If this is related with https://github.com/kubernetes-sigs/cluster-api/issues/9151 the issue is the lack of CPI in this environment

d3bt3ch commented 1 year ago

@fabriziopandini It could be. I am very new to Cluster API

fabriziopandini commented 1 year ago

@debjitk could you kindly re-try now that https://github.com/kubernetes-sigs/cluster-api/issues/9151 is addressed?

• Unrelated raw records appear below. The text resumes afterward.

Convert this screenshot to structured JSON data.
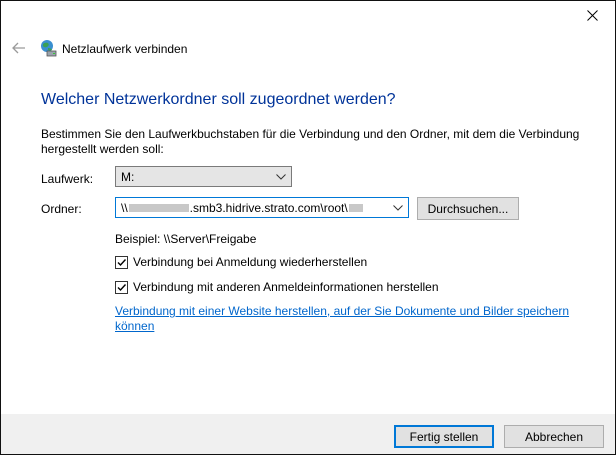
{
  "window": {
    "close_icon": "close-icon"
  },
  "wizard": {
    "back_icon": "arrow-left-icon",
    "app_icon": "network-drive-icon",
    "title": "Netzlaufwerk verbinden"
  },
  "heading": "Welcher Netzwerkordner soll zugeordnet werden?",
  "description": "Bestimmen Sie den Laufwerkbuchstaben für die Verbindung und den Ordner, mit dem die Verbindung hergestellt werden soll:",
  "drive": {
    "label": "Laufwerk:",
    "value": "M:"
  },
  "folder": {
    "label": "Ordner:",
    "value_prefix": "\\\\",
    "value_main": ".smb3.hidrive.strato.com\\root\\",
    "browse_label": "Durchsuchen..."
  },
  "example": "Beispiel: \\\\Server\\Freigabe",
  "options": {
    "reconnect": {
      "label": "Verbindung bei Anmeldung wiederherstellen",
      "checked": true
    },
    "other_credentials": {
      "label": "Verbindung mit anderen Anmeldeinformationen herstellen",
      "checked": true
    }
  },
  "website_link": "Verbindung mit einer Website herstellen, auf der Sie Dokumente und Bilder speichern können",
  "footer": {
    "finish_label": "Fertig stellen",
    "cancel_label": "Abbrechen"
  }
}
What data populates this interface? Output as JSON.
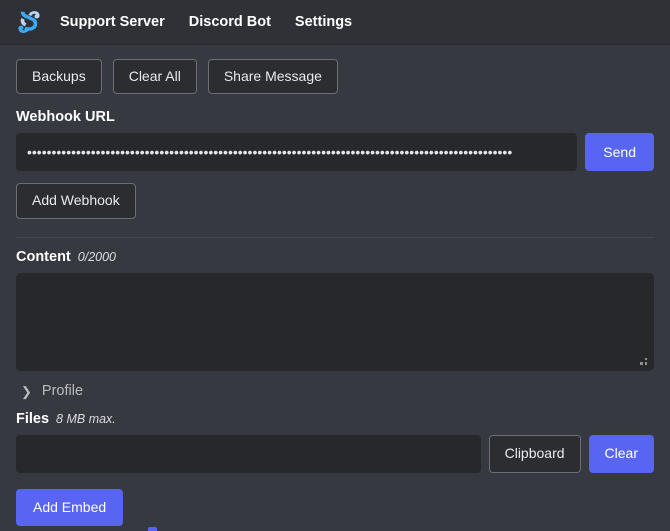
{
  "app": {
    "logo_icon": "embed-generator-s-logo-icon",
    "brand_colors": {
      "logo_light": "#b9d7f5",
      "logo_blue": "#3ba9f4",
      "blurple": "#5865f2"
    },
    "background": "#36393f",
    "navbar_background": "#2f3136"
  },
  "navbar": {
    "links": [
      {
        "label": "Support Server",
        "name": "nav-link-support-server"
      },
      {
        "label": "Discord Bot",
        "name": "nav-link-discord-bot"
      },
      {
        "label": "Settings",
        "name": "nav-link-settings"
      }
    ]
  },
  "toolbar": {
    "backups_label": "Backups",
    "clear_all_label": "Clear All",
    "share_message_label": "Share Message"
  },
  "webhook": {
    "label": "Webhook URL",
    "value": "•••••••••••••••••••••••••••••••••••••••••••••••••••••••••••••••••••••••••••••••••••••••••••••••••••",
    "placeholder": "",
    "send_label": "Send",
    "add_webhook_label": "Add Webhook"
  },
  "content": {
    "label": "Content",
    "counter": "0/2000",
    "value": "",
    "placeholder": "",
    "resize_grip_icon": "resize-grip-icon"
  },
  "profile": {
    "label": "Profile",
    "chevron_icon": "chevron-right-icon",
    "expanded": false
  },
  "files": {
    "label": "Files",
    "hint": "8 MB max.",
    "value": "",
    "clipboard_label": "Clipboard",
    "clear_label": "Clear"
  },
  "embeds": {
    "add_embed_label": "Add Embed"
  }
}
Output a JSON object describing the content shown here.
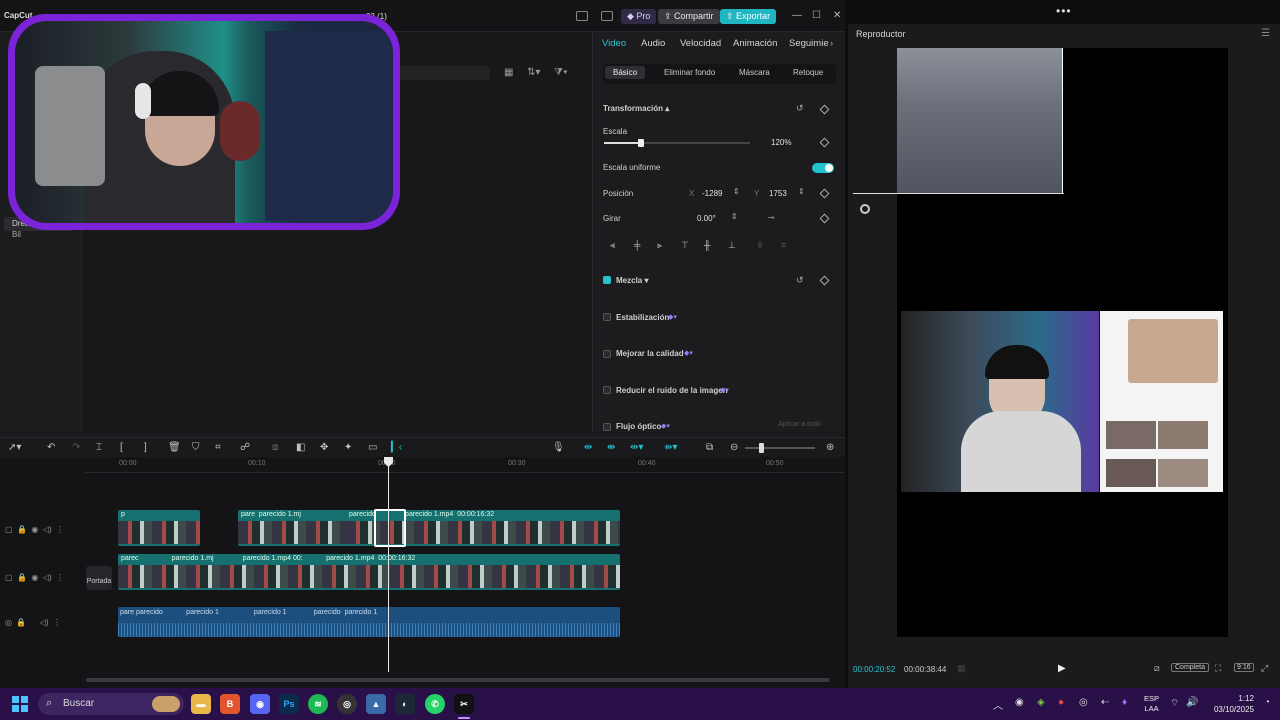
{
  "titlebar": {
    "app_name": "CapCut",
    "project_name": "03 (1)",
    "pro_label": "Pro",
    "share_label": "Compartir",
    "export_label": "Exportar"
  },
  "media_panel": {
    "sidebar_items": [
      "Bil",
      "Dreamina"
    ]
  },
  "inspector": {
    "tabs": [
      "Video",
      "Audio",
      "Velocidad",
      "Animación",
      "Seguimie"
    ],
    "subtabs": [
      "Básico",
      "Eliminar fondo",
      "Máscara",
      "Retoque"
    ],
    "transform_label": "Transformación",
    "scale_label": "Escala",
    "scale_value": "120%",
    "scale_level": 0.25,
    "uniform_scale_label": "Escala uniforme",
    "position_label": "Posición",
    "pos_x_label": "X",
    "pos_x_value": "-1289",
    "pos_y_label": "Y",
    "pos_y_value": "1753",
    "rotate_label": "Girar",
    "rotate_value": "0.00°",
    "blend_label": "Mezcla",
    "stabilize_label": "Estabilización",
    "quality_label": "Mejorar la calidad",
    "noise_label": "Reducir el ruido de la imagen",
    "optical_flow_label": "Flujo óptico",
    "apply_all_label": "Aplicar a todo"
  },
  "timeline": {
    "ticks": [
      "00:00",
      "00:10",
      "00:20",
      "00:30",
      "00:40",
      "00:50"
    ],
    "cover_label": "Portada",
    "clip_name": "parecido 1.mp4",
    "clip_duration": "00:00:16:32",
    "clip_short": "parecido 1",
    "clip_partial": "parecido",
    "clip_tiny": "parec",
    "clip_p": "p",
    "clip_parc": "parc",
    "clip_pare": "pare",
    "clip_pa": "pa",
    "clip_mp4": "parecido 1.mp4",
    "clip_mp4_short": "parecido 1.mj",
    "clip_00": "00:"
  },
  "player": {
    "title": "Reproductor",
    "time_current": "00:00:20:52",
    "time_total": "00:00:38:44",
    "complete_label": "Completa",
    "ratio_label": "9:16"
  },
  "taskbar": {
    "search_label": "Buscar",
    "lang_top": "ESP",
    "lang_bottom": "LAA",
    "time": "1:12",
    "date": "03/10/2025"
  },
  "colors": {
    "accent": "#22c3cd",
    "webcam_border": "#7a23d8",
    "taskbar": "#2a1048"
  }
}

d3bt3ch commented 1 year ago

@fabriziopandini Yes it is absolutely fine now and scaling the Control Plane is not an issue anymore. It was not a Cluster API issue. You need to configure AWS Cloud Control Manager to make things work, which is mentioned in the docs but I missed it.